Chronic Sufferers Find Support From Social Networks
The Internet has proven to be an invaluable and vital tool for many thousands of people suffering from chronic illnesses worldwide. As well as being a wealth of information to those searching about specific illnesses, many networking sites provide contact with fellow sufferers, enabling them to compare tips on making life easier and giving them a network of friends who can empathize. Many of these sites were started by patients who found that health professionals cannot provide the type of advice found through personal experience.
For example, My Invisible Disabilities Community is a social network that was started in 2008 by Sherri Connell and her husband. Diagnosed with multiple sclerosis and Lyme disease at the age of 27, Sherri started posting online journal entries for the benefit of her friends and family. Before long Sherri had people from all over the world contacting her and comparing stories about their similar health problems. The group has grown to 2 300 members.
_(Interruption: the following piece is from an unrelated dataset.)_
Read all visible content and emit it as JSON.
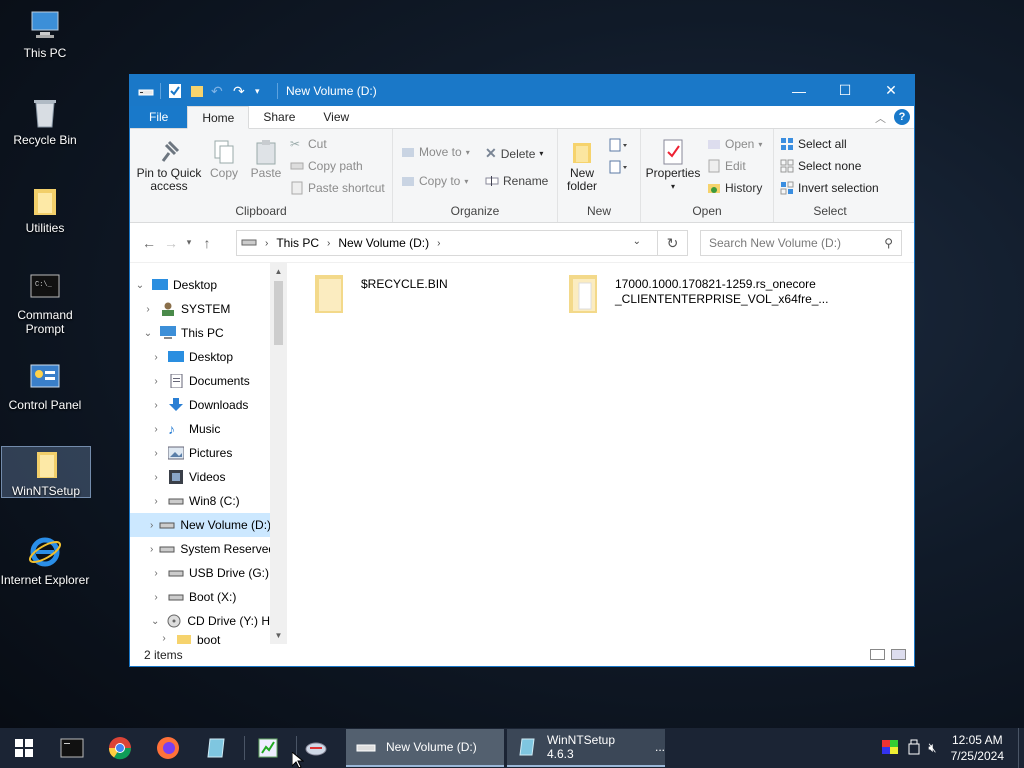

Many sufferers are homebound and unable to venture out into the community, so using the Internet provides them with a social network that many able-bodied people may take for granted.
Sean Fogerty, who has multiple sclerosis and is recovering from brain cancer, spends an hour and a half chatting with other patients online and feels that just being able to connect with other people has literally saved his life. John Linna, from Wisconsin, began blogging after having to stay home on a ventilator. About his experience, he wrote, “That day my little world began to expand. Soon I had a little neighbourhood. It was like stopping in for coffee every day just to see how things were going.”
People from all over the world mourned the death of Mr. Linna earlier this year. It is gratifying to see that the Internet can enrich the lives of so many people and be such an invaluable source of support and information.